Day 336 of 1000: Celebrating My Intellectual Insecurity

I’m undertaking a 1000-day reinvention project, blogging here daily to track my progress. In Monday Money, I write about money management.

I’m really enjoying my new approach to managing my income portfolio, the options wheel. With the options wheel, you sell puts on stocks or ETFs that you wouldn’t mind owning for a premium. If the stock goes up, or at the very least stays above your strike price, you keep the premium. If the stock happens to hit or go below your strike price, you get assigned the stock to purchase (in lots of 100 shares).

If you do get assigned some stock — let’s say Microsoft, on which I sold a put before the recent price declines, meaning I may have to “take assignment” — then the second part of the wheel is selling calls on that stock. Calls give someone else the right to buy a stock at a certain price and result in an obligation on the part of the call seller to sell the stock at the strike price. If the stock price doesn’t reach the strike, you keep the premium. If it goes to or above the strike, you sell your shares.

This is the wheel — selling puts for premiums and occasionally getting assigned (most wheelers try to avoid that through various means) and then selling calls until the shares you purchased are called away.

The problem with the wheel is that you have high tail risk — the risk of a bad thing happening leaving you with very large losses, far bigger than what you regularly earn from selling puts and calls.

Managing risk with short puts and short calls

This week, I’m going to start using bull put spreads instead of simple one-leg short puts. This options trading approach pairs short puts with long puts (at a lower strike) to reduce the probability of assignment. You can still get assigned with a bull put spread but it’s very unlikely especially if you manage the spread well — closing it out before expiration for example if the underlying stock price is below the short put strike.

If individual stocks on which you have sold puts decline significantly below the strike price of your put, you end up with a big loss when you purchase that stock. That’s a potential outcome you want to avoid.

More important is when almost everything declines at once, as in a market correction or crash. You can get assigned on all your short puts at prices far below your strike prices and see all your recent options profits wiped out. The options wheel isn’t any better than holding long stocks during a down market.

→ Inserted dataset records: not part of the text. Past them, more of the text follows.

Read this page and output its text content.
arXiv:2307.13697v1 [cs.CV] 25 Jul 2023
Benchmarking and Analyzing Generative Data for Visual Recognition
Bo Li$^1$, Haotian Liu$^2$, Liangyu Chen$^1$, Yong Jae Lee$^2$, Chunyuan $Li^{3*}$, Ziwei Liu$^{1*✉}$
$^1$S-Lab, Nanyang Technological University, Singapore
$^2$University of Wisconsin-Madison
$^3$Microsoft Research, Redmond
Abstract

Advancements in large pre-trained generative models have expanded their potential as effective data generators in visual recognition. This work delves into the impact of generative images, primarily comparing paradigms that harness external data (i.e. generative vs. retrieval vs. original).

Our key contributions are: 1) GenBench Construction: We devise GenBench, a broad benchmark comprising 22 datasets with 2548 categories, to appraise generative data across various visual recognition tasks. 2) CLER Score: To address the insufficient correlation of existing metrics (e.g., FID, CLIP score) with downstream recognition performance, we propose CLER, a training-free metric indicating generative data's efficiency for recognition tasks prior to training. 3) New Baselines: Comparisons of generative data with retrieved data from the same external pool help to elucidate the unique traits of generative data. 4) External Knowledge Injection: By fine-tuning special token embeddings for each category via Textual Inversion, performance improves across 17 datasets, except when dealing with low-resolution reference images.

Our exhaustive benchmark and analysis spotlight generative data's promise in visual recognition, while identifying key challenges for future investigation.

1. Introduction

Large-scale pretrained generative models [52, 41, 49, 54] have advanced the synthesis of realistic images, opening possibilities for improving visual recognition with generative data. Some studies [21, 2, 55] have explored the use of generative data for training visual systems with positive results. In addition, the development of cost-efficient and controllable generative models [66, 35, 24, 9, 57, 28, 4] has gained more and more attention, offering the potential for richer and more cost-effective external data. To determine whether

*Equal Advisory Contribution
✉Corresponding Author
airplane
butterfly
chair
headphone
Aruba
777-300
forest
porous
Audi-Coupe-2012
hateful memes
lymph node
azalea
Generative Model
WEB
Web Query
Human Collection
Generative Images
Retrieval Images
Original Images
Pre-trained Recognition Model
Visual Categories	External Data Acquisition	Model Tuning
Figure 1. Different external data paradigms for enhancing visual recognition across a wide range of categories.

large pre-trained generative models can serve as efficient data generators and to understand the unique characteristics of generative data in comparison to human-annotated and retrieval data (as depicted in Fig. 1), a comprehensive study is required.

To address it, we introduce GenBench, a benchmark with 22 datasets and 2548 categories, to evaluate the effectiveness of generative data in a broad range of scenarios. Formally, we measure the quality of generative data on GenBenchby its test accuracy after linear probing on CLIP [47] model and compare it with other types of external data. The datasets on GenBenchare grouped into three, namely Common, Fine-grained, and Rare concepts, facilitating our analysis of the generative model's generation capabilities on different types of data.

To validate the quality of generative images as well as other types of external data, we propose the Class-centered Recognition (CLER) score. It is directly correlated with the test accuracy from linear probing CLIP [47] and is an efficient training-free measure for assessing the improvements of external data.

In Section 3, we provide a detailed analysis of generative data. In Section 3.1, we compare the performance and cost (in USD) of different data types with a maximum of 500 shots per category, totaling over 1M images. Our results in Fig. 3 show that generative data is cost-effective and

With bull put spreads you can still lose money, but you cut off the possibility of losing more than you’re willing to lose. The bull put spread is constructed so that it produces a maximum profit and a maximum loss. With an approach to selling at certain profits or losses you can control this even further.

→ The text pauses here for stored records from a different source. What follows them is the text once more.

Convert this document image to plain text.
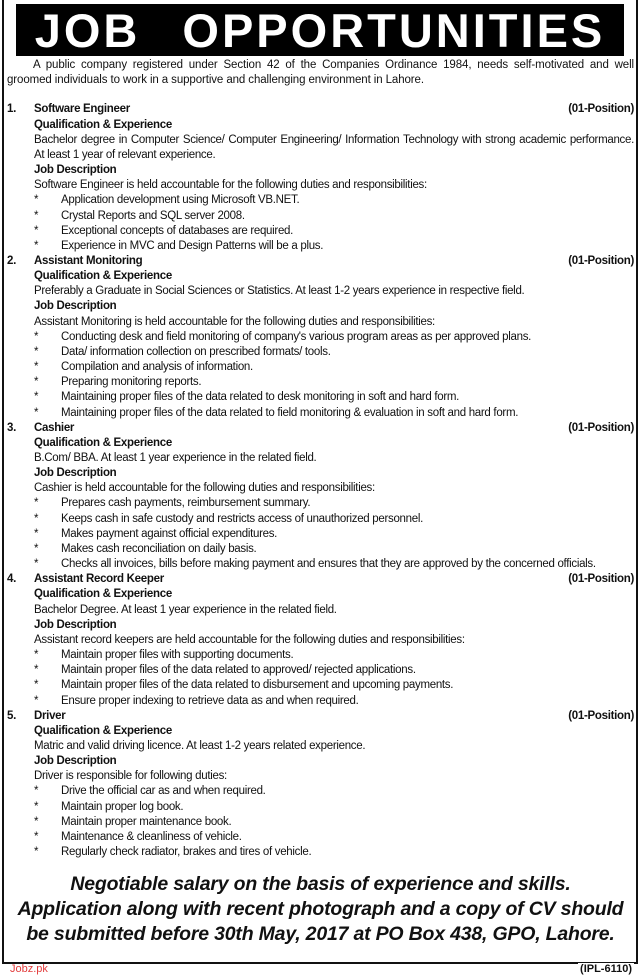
JOB OPPORTUNITIES

A public company registered under Section 42 of the Companies Ordinance 1984, needs self-motivated and well groomed individuals to work in a supportive and challenging environment in Lahore.

1.	Software Engineer	(01-Position)
Qualification & Experience
Bachelor degree in Computer Science/ Computer Engineering/ Information Technology with strong academic performance. At least 1 year of relevant experience.
Job Description
Software Engineer is held accountable for the following duties and responsibilities:
*	Application development using Microsoft VB.NET.
*	Crystal Reports and SQL server 2008.
*	Exceptional concepts of databases are required.
*	Experience in MVC and Design Patterns will be a plus.
2.	Assistant Monitoring	(01-Position)
Qualification & Experience
Preferably a Graduate in Social Sciences or Statistics. At least 1-2 years experience in respective field.
Job Description
Assistant Monitoring is held accountable for the following duties and responsibilities:
*	Conducting desk and field monitoring of company's various program areas as per approved plans.
*	Data/ information collection on prescribed formats/ tools.
*	Compilation and analysis of information.
*	Preparing monitoring reports.
*	Maintaining proper files of the data related to desk monitoring in soft and hard form.
*	Maintaining proper files of the data related to field monitoring & evaluation in soft and hard form.
3.	Cashier	(01-Position)
Qualification & Experience
B.Com/ BBA. At least 1 year experience in the related field.
Job Description
Cashier is held accountable for the following duties and responsibilities:
*	Prepares cash payments, reimbursement summary.
*	Keeps cash in safe custody and restricts access of unauthorized personnel.
*	Makes payment against official expenditures.
*	Makes cash reconciliation on daily basis.
*	Checks all invoices, bills before making payment and ensures that they are approved by the concerned officials.
4.	Assistant Record Keeper	(01-Position)
Qualification & Experience
Bachelor Degree. At least 1 year experience in the related field.
Job Description
Assistant record keepers are held accountable for the following duties and responsibilities:
*	Maintain proper files with supporting documents.
*	Maintain proper files of the data related to approved/ rejected applications.
*	Maintain proper files of the data related to disbursement and upcoming payments.
*	Ensure proper indexing to retrieve data as and when required.
5.	Driver	(01-Position)
Qualification & Experience
Matric and valid driving licence. At least 1-2 years related experience.
Job Description
Driver is responsible for following duties:
*	Drive the official car as and when required.
*	Maintain proper log book.
*	Maintain proper maintenance book.
*	Maintenance & cleanliness of vehicle.
*	Regularly check radiator, brakes and tires of vehicle.
Negotiable salary on the basis of experience and skills.
Application along with recent photograph and a copy of CV should be submitted before 30th May, 2017 at PO Box 438, GPO, Lahore.
(IPL-6110)
Jobz.pk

Buy and hold suffers from the same “tail risk” that the wheel suffers from

Tail risk refers to “rare but extreme investment outcomes that occur more frequently than traditional risk models assume.” These kind of risks can decimate a portfolio.

Financial instrument outcomes are not generally distributed normally (i.e., according to a gaussian distribution), so outcomes that would be extremely rare for something normally distributed, such as a three-sigma move, can happen with some frequency. Check out, for example, Micron’s recent parabolic move upwards.

After the dotcom bubble burst in March of 2000, the Nasdaq Composite index declined by more than 80% and the S&P 500 by 50%. This is a risk you want to be ready for. While many people will tell you that “this time is different” and the wild stock runups we’re seeing in semiconductor stocks (and before that the hyperscalers) represent a rerating for a new, more productive, more economically bountiful age, your portfolio could suffer terribly if you just leave it fully invested in stocks in case of a big and long-lasting downturn.

Intellectual insecurity

My natural bearishness–i.e., my constant questioning of what bad things might happen–is a benefit to my options trading where it has been a hindrance when I tried to follow conventional investing wisdom. I could too easily see tail risk to remain invested at all times. With bull put spreads, and other kinds of more advanced options trades, I can explicitly manage and account for tail risk.

In Fooled by Randomness, Nassim Nicholas Taleb writes that my natural skepticism about whether everything’s going to be ok is of personal benefit:

I believe that the principal asset I need to protect and cultivate is my deep-seated intellectual insecurity. My motto is, “my principal activity is to tease those who take themselves and the quality of their knowledge too seriously.” Cultivating such insecurity in place of intellectual confidence may be a strange aim—and one that is not easy to implement. To do so we need to purge our minds of the recent tradition of intellectual certainties…. It certainly takes bravery to remain skeptical; it takes inordinate courate to introspect, to confront oneself, to accept one’s limitations—scientists are seeing more and more evidence that we are specifically designed by mother nature to fool ourselves.

Reading Twitter, as I do regularly (calling it “twerting” when I only lurk but do not post), you see many people certain of their positions. You can know how they are invested by what position they defend staunchly and repeatedly.

That will never be me, and it has hurt me in the past that I couldn’t get on past market bandwagons without asking myself, “what if this changes?” I hope that I’m finally finding a way to profit from my intellectual insecurity and skepticism.